あなたの内にいる「たくさんの自分」たち

現実を変えるには、まず自分を変える必要があるとよく言われます。


しかしあまりに自分を変えることばかりに意識が向きすぎ、今の(これまでの)自分自身を卑下したり、否定したりすることになっては本末転倒です。


変えるために最初に行うのは、過去と現在、時には未来の自分も認めることであり、究極的には愛することでもあります。


とはいえ、自分の肯定は易しいようで、意外に難しいものがあります。


それはいいいところも悪いところもすべて受け入れなくてはならないからです。


いいところを認めるのは気持ちがいいものですが、悪いところは誰でも認めたくないものですよね。


また、人によってはいいところを認めることすらできにくい人がいます。


これはいつも自分が悪い、自分は不幸だ、自分はよいところが何もないと、まさに自己否定の人生を歩んで来た方、あるいは歩まされてきた方にいらっしゃいます。

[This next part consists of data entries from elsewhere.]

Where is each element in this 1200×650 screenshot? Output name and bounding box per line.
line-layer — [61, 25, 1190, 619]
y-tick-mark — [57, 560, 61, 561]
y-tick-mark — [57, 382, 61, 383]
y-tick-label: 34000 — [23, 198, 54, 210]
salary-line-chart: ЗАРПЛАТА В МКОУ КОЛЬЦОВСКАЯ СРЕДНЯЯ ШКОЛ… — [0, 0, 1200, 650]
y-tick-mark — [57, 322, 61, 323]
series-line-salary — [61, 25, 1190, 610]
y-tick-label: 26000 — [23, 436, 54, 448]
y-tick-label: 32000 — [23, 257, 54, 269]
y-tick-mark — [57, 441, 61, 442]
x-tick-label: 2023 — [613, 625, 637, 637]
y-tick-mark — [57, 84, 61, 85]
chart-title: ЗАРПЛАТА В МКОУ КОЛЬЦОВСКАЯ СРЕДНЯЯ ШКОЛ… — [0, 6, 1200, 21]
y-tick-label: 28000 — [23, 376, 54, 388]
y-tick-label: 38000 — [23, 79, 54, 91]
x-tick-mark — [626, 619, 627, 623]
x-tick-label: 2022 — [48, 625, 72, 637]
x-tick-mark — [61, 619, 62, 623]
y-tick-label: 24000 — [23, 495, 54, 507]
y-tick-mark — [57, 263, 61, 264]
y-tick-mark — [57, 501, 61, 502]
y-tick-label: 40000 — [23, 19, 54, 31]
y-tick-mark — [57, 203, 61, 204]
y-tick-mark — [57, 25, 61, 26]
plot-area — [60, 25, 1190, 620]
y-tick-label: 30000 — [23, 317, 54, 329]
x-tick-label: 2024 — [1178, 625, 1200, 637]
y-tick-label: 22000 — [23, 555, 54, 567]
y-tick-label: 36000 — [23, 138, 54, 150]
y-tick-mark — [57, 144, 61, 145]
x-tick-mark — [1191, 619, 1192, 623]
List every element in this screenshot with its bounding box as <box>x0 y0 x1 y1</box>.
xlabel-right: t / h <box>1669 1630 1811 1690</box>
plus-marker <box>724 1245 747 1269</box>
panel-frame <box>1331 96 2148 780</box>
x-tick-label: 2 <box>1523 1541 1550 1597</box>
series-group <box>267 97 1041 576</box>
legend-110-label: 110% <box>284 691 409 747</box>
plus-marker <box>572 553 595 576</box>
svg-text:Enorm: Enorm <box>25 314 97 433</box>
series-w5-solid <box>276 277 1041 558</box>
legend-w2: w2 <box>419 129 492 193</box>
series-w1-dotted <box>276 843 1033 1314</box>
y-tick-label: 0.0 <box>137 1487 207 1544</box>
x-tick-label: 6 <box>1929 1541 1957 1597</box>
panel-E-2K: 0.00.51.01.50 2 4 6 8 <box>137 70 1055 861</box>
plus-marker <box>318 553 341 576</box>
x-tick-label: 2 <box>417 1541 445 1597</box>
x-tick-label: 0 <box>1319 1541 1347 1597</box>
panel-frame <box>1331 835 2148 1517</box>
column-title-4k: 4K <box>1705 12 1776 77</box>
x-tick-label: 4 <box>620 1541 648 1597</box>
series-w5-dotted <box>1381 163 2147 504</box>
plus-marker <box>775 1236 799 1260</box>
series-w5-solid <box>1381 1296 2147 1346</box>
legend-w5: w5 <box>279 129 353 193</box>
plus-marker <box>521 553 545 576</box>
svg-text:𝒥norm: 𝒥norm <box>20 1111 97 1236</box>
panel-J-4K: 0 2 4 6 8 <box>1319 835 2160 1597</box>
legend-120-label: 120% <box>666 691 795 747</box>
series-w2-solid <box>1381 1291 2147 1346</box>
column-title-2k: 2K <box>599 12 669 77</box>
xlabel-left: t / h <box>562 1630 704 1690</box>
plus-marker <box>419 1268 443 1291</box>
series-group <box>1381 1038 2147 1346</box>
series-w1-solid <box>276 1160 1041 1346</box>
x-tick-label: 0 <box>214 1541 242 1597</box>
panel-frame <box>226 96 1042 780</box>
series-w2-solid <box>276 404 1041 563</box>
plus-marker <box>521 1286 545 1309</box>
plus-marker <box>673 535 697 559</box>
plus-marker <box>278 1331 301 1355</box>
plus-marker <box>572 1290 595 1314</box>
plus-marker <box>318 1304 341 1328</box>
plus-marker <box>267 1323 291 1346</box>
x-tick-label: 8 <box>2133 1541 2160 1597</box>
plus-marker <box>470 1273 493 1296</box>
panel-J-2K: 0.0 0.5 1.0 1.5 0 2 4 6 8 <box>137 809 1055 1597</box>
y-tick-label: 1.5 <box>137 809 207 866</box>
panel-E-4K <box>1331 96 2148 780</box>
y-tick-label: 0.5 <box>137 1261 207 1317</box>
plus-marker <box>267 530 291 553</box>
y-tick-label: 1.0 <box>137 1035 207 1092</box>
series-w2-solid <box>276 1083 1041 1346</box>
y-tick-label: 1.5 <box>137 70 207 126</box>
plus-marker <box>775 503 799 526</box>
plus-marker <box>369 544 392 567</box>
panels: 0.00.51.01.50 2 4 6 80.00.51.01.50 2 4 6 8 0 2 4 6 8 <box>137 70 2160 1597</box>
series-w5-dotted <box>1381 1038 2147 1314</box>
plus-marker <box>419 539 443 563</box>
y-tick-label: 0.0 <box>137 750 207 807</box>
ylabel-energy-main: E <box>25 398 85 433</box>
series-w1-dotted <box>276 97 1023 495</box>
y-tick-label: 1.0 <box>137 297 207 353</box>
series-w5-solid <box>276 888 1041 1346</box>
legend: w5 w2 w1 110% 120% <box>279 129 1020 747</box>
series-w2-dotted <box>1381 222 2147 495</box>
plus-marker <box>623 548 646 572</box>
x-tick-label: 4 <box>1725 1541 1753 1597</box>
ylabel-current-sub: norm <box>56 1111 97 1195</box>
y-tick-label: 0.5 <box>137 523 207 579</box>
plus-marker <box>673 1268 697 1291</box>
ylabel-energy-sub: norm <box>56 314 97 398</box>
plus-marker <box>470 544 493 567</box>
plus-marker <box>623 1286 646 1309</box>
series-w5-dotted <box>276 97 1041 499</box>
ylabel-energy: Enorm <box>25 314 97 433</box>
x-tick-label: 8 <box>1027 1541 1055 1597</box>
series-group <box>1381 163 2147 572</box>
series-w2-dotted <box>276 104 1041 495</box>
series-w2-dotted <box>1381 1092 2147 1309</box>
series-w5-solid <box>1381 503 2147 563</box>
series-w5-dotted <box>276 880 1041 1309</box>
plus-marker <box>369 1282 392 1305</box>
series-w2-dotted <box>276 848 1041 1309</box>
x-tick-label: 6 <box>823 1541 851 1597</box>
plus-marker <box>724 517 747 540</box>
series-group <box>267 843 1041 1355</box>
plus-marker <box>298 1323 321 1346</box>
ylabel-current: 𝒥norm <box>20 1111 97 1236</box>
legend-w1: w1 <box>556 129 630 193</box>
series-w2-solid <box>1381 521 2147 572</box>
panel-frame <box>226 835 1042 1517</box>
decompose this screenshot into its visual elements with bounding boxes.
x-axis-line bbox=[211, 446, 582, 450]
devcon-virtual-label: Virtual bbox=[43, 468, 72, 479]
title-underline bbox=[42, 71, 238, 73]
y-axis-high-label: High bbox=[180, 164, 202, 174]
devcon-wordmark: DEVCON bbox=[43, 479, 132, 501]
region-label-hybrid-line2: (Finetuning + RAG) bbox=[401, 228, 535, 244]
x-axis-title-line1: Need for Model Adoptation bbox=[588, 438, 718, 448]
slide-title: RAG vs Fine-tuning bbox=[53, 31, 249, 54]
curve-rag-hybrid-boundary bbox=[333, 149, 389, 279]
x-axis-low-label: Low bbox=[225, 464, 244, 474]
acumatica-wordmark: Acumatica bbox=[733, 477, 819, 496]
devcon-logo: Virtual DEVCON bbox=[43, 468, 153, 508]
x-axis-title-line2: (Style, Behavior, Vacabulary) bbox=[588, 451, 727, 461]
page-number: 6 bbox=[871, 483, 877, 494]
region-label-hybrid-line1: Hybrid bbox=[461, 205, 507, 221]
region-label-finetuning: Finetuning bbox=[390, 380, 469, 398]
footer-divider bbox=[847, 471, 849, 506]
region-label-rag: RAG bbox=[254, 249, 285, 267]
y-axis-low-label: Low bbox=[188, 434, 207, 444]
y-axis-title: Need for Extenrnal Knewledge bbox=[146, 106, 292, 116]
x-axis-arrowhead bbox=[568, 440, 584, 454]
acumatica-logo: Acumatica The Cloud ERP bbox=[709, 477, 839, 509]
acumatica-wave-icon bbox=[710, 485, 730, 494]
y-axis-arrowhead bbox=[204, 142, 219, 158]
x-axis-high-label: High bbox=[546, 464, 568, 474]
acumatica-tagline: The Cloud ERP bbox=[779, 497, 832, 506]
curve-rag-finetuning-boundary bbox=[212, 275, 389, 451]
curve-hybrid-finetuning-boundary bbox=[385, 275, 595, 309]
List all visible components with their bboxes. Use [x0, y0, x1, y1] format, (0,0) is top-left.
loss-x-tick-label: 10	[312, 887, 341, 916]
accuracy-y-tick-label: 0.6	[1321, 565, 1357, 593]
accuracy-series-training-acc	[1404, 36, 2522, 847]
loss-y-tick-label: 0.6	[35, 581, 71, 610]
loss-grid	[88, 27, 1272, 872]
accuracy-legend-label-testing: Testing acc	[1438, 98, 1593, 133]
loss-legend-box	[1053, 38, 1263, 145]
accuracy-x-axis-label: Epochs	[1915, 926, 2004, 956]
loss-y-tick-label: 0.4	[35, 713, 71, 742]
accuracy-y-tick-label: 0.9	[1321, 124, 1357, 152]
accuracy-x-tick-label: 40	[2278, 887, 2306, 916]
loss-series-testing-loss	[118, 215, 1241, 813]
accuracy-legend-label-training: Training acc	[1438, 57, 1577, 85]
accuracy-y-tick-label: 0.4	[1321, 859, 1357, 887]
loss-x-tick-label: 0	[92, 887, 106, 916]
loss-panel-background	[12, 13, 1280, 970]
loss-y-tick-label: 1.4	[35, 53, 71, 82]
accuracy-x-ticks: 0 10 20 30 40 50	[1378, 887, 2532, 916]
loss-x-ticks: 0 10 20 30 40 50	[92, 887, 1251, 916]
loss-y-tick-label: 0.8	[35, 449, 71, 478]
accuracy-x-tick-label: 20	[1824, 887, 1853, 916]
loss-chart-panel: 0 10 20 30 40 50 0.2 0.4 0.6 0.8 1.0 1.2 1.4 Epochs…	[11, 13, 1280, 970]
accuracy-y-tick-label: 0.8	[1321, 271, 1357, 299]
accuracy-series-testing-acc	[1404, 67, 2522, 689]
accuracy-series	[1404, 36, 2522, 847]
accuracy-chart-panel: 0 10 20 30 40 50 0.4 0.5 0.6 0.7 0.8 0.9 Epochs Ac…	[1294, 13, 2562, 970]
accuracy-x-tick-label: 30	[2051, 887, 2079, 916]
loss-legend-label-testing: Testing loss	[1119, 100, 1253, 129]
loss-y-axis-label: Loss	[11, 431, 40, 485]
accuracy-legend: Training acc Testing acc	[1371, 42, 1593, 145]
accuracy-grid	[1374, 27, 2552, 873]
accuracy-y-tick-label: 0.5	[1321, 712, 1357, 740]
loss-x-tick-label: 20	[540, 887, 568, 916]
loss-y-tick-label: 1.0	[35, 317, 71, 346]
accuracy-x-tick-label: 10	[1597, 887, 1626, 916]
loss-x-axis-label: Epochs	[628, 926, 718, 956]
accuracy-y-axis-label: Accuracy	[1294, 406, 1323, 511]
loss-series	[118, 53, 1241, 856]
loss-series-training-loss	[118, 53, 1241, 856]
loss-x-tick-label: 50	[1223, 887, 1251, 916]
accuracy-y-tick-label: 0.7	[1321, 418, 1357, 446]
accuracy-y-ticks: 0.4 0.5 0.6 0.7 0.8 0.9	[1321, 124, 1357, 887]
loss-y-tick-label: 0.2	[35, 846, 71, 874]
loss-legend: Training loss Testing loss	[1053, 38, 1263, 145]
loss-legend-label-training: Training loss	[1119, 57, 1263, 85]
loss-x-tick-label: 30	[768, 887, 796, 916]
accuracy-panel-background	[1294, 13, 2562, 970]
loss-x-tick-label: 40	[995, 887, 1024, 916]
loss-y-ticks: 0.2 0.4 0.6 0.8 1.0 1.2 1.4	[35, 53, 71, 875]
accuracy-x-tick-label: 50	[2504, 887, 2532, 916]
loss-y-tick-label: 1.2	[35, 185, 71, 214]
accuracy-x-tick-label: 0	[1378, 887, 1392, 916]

そこまでではなくても、何かひとつやふたつのことがひっかり、自分を肯定することができないという人も少なからずいます。


こういう人は完璧主義であったり、長男長女的に真面目で親や周囲の期待に応えなければならないと生きてきた方にありがちではあります。


人から見ていい人、できる人、問題ない人で「なければならない」と、自分に縛りをかけてきたので、少ないものでも欠点として拡大解釈し、自己否定して落ち込むわけですね。


人には生きていくための仮面(ペルソナ)的人格が、多重性人格障害ではなくても、誰でも程度の差こそあれ存在していると言われます。そうしないと自分を守る上でも生きていけない面があるからです。


しかし、時に仮面が多くなりすぎたり、仮面の一部が強くなりすぎたりして、自分の本質がどれかわからなくることがあります。


ただ実はどの仮面も自分(の一部)ではあるので、すべては本質だとも言え、本質を特定することは矛盾することでもあるのですが、大切なのは仮面をコントロールする本体や制御装置のような自覚体を持つことだ考えられます。


仮面たちはあなたを守り、生きるために必要なものとして出現したきた者たちでもあるので、彼ら彼女らを認め、労いの言葉をかけることです。


最終的にはそれぞれの仮面の役割を認識し、今後も必要なのか、あるいはもう必要ないのか、必要であっても従来のままのエネルギーの仮面がいいのか、エネルギーを少なくすることが求められるのかなど制御していくことで、本当の意味であなたは変わることができます。


こうした自己の一部でもある仮面たちを否定、あるいは無視したまま変革を試みようとすると、必ずあとであなたは潜在する仮面たちに苦しめられることになります。(直接的な抵抗に遭う場合もあります)


このような仮面の抵抗によって改革が進まない時、マルセイユタロットでは「13」(逆)がよく出ます。それから過去を向くべきカードが解決に出たり、未来に行くべきカードが問題状態となったりすることもあります。


マルセイユタロットでは、こうした仮面たちそれぞれを、カード展開やカードそのもので確認することができます。


心理的にはあなたに内在しているペルソナを、絵のカードとして外在化させる作業と言ってもいいでしょう。


さらにはその仮面・ペルソナを受容させていく方法がタロット自体にあるのですが、それはまた講座等でお伝えできたらと思います。


とにかく急がず慌てず、あなたの内にあるひとつひとつを認めていく作業を試みていくと、それぞれの仮面たちが今度は天使・協力者としてあなたの作業の応援に回るようになりますので、決して自己を見つめることは無駄にはならないでしょう。


マルセイユタロットを学ぶひとつの意義は、この作業のツールとして活用するということなのです。